Old Vic; Duke of York’s, London
In a busy week for Sophocles and star casting, Rami Malek is the weak link in a radical new Oedipus with dancing chorus, while Brie Larson’s snarling Elektra is a marvel in the murk
What a glut of Greeks on the London stage. Within four months, two productions of Oedipus, one of Elektra. Before Christmas, Robert Icke’s superb rendering of Oedipus showed what Sophocles can offer in a desolate age: steady clear-sightedness and tumultuous feeling; an urgent present and the recovery of a long past; the recognition that injustice, though deeply buried, will rear up, and that no creed offers an instant solution. We have, like creatures at a play, to look steadily, without moralising, at the world we have made.
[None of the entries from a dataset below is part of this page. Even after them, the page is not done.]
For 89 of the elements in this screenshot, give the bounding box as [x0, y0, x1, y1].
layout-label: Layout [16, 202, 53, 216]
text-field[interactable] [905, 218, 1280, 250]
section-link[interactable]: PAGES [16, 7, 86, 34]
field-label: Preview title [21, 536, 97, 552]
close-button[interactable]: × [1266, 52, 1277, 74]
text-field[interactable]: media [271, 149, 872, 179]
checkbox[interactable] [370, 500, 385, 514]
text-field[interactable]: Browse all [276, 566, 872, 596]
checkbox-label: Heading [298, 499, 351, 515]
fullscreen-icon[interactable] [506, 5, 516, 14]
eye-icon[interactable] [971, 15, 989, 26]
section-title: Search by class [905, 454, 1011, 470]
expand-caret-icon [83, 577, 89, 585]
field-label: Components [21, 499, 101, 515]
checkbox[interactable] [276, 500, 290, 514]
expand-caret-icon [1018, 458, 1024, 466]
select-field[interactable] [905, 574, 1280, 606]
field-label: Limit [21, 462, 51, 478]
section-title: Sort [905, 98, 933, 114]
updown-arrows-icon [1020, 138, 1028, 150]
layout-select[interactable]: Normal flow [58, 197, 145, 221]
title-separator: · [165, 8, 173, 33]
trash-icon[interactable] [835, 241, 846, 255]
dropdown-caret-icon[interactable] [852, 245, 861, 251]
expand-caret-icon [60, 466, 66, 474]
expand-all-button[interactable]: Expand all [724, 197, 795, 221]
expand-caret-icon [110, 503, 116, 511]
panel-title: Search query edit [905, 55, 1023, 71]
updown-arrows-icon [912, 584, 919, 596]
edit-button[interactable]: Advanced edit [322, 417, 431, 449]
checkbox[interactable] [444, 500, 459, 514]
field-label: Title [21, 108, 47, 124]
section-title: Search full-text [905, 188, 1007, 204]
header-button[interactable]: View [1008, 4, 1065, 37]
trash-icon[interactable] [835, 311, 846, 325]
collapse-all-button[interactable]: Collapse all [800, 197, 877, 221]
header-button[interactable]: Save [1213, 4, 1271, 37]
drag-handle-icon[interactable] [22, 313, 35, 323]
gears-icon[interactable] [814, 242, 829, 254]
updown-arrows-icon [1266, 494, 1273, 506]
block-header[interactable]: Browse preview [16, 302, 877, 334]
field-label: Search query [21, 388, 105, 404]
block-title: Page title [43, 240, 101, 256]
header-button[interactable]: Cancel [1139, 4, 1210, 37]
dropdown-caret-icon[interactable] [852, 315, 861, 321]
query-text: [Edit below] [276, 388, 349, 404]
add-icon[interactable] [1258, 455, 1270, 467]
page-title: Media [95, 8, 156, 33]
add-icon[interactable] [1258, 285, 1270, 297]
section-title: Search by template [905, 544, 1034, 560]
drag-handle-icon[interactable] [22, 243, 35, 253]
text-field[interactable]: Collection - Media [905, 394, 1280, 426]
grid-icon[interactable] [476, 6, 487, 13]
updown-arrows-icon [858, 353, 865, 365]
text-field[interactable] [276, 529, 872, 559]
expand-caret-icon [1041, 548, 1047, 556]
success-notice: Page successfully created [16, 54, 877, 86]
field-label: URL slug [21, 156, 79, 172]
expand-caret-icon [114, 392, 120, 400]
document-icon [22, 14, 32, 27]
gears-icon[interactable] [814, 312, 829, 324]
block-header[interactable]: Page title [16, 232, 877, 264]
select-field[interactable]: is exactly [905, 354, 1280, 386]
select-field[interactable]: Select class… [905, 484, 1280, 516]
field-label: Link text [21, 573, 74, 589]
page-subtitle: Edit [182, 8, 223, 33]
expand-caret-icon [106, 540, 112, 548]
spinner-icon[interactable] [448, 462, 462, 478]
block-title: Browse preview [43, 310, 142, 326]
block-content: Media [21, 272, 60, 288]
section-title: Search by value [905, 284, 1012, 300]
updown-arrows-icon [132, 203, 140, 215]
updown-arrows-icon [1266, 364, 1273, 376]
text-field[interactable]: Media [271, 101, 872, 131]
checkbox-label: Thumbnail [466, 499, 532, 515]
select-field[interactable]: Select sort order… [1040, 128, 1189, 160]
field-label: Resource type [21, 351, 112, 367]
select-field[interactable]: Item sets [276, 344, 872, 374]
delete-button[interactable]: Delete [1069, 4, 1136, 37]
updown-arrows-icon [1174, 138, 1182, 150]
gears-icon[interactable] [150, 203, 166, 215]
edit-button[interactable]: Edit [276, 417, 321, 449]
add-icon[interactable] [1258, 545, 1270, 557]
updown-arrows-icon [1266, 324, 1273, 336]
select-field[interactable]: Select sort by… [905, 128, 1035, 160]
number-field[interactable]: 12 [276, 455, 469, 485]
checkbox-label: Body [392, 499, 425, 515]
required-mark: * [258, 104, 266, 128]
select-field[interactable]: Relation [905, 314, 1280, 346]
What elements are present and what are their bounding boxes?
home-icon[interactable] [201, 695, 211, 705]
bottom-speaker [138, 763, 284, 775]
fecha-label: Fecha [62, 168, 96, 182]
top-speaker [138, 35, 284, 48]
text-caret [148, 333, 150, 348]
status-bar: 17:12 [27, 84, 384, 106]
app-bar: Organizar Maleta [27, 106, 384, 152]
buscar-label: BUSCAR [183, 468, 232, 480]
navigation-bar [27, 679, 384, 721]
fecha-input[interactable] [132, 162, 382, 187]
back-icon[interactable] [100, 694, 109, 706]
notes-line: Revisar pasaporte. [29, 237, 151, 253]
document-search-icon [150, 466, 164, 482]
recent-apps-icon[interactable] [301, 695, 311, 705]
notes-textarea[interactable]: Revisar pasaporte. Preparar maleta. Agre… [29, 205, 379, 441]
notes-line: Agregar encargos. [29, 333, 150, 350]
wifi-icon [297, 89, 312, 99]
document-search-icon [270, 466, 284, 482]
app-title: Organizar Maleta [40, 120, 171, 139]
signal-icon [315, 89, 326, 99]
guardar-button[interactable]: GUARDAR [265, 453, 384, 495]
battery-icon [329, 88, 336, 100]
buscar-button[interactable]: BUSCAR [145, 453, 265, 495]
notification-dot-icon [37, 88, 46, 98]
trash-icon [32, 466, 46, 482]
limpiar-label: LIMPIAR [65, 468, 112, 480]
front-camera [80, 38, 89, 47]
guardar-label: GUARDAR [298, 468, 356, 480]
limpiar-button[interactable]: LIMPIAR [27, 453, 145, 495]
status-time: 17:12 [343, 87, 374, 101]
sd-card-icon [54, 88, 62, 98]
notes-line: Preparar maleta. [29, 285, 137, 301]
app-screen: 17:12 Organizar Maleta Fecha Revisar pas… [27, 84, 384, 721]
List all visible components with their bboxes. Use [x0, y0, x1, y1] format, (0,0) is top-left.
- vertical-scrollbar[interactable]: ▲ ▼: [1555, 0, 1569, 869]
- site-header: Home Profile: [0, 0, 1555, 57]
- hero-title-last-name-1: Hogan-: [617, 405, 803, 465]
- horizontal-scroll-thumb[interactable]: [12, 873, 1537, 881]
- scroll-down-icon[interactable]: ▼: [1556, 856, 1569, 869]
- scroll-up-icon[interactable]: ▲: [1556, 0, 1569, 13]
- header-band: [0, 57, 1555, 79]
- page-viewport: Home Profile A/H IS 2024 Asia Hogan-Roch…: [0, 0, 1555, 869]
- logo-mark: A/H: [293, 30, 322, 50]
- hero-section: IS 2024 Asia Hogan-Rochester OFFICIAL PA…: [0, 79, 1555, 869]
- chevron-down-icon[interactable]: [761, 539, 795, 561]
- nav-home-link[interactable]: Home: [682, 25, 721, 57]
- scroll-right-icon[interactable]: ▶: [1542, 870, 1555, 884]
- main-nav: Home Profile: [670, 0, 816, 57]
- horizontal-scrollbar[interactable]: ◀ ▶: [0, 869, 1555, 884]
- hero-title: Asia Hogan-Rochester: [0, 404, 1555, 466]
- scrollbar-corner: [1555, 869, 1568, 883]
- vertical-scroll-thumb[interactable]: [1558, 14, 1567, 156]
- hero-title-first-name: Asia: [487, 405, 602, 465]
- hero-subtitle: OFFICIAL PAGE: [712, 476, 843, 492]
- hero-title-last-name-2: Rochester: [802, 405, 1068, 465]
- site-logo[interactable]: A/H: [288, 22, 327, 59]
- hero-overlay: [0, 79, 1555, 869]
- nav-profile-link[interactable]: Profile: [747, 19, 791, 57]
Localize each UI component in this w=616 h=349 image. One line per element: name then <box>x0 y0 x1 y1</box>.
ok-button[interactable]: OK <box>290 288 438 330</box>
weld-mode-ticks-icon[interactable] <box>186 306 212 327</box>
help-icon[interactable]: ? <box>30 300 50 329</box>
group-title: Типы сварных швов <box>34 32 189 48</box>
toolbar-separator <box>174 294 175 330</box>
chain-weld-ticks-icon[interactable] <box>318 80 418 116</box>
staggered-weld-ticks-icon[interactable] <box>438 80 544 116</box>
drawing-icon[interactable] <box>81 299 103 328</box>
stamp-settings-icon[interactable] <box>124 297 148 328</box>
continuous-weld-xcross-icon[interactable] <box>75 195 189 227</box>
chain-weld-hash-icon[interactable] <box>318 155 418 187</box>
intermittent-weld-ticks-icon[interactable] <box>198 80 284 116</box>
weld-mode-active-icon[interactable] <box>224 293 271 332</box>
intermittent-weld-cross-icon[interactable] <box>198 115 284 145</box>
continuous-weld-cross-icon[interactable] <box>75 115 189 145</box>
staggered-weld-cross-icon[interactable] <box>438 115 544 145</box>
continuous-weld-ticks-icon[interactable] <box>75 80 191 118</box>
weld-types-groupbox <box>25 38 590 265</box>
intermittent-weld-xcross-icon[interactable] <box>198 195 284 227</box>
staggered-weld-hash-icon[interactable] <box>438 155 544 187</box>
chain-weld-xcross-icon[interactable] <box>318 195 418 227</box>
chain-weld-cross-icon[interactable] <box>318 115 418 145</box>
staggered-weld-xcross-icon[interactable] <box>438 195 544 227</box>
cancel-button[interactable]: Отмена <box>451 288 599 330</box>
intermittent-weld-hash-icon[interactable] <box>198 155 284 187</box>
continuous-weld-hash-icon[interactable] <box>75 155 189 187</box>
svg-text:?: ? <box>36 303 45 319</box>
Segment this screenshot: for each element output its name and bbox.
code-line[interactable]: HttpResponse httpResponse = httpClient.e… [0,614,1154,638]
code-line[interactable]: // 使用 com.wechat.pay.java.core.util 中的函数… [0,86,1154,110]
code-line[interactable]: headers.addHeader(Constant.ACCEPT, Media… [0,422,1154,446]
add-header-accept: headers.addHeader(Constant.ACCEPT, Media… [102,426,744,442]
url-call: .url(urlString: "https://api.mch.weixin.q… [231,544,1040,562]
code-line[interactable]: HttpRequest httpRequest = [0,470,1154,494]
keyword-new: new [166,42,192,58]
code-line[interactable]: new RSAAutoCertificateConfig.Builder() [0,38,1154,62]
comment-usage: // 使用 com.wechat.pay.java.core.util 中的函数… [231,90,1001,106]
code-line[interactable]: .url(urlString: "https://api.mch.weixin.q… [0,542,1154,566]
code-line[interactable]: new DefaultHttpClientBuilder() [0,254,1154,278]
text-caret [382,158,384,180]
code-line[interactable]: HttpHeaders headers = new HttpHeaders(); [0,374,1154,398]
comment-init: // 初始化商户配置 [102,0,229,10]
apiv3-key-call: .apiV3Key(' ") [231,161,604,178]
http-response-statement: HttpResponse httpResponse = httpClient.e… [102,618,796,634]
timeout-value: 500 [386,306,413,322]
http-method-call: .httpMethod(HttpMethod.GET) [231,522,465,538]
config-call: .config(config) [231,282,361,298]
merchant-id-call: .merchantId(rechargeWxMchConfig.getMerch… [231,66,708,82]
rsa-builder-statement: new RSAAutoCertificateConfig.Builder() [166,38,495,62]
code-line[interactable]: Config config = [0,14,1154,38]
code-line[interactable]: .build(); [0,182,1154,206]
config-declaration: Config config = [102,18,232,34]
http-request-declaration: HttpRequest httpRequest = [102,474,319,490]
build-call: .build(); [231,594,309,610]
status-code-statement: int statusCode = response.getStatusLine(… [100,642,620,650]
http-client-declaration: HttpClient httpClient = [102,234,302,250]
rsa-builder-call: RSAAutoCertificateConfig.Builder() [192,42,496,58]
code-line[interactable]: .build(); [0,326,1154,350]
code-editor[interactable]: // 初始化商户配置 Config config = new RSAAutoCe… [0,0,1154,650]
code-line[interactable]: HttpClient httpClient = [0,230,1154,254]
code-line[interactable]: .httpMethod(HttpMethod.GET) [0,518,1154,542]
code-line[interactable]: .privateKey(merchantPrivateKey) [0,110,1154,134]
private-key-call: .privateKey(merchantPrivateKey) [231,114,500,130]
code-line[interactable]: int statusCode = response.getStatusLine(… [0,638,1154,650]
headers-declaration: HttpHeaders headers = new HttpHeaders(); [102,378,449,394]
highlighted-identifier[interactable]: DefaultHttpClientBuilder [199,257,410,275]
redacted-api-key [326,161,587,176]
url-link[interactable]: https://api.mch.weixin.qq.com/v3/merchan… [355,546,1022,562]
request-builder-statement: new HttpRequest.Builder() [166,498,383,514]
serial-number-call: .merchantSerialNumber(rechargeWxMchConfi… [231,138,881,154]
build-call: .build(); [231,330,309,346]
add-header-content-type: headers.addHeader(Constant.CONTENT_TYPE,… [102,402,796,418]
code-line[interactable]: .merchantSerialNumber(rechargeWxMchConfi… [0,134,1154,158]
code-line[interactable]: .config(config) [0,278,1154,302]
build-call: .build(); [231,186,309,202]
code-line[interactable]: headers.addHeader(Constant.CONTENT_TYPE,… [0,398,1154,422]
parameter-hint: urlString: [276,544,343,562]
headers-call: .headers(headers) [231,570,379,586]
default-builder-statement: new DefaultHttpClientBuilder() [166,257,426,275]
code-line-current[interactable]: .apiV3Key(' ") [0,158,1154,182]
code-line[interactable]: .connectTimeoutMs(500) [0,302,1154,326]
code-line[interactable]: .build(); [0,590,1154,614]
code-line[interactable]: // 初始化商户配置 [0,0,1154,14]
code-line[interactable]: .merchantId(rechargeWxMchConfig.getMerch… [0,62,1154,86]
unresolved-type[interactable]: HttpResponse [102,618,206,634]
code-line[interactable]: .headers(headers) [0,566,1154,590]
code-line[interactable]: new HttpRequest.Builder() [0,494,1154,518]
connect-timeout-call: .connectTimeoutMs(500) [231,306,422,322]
These illuminations are not realised in this past week’s productions. Still, there are glints. The most radical stroke in the new staging of Oedipus by Hofesh Shechter and Matthew Warchus is the most exhilarating. The wordless chorus is made up of dancers, choreographed by Shechter. They stamp and spring: advancing in a line as if performing a haka; huddled together, swaying, reaching upwards and outwards so that they look like an unclenching fist. They do not outline the plot, nor are they characters, but they are more than simply mood music. They act upon the drama – and where more needed than in Oedipus? – like a bubbling unconscious. They move to Shechter’s score, which has at its centre an insistent drum like a heart taking revenge. A rhythm like a train gathering speed runs through the evening.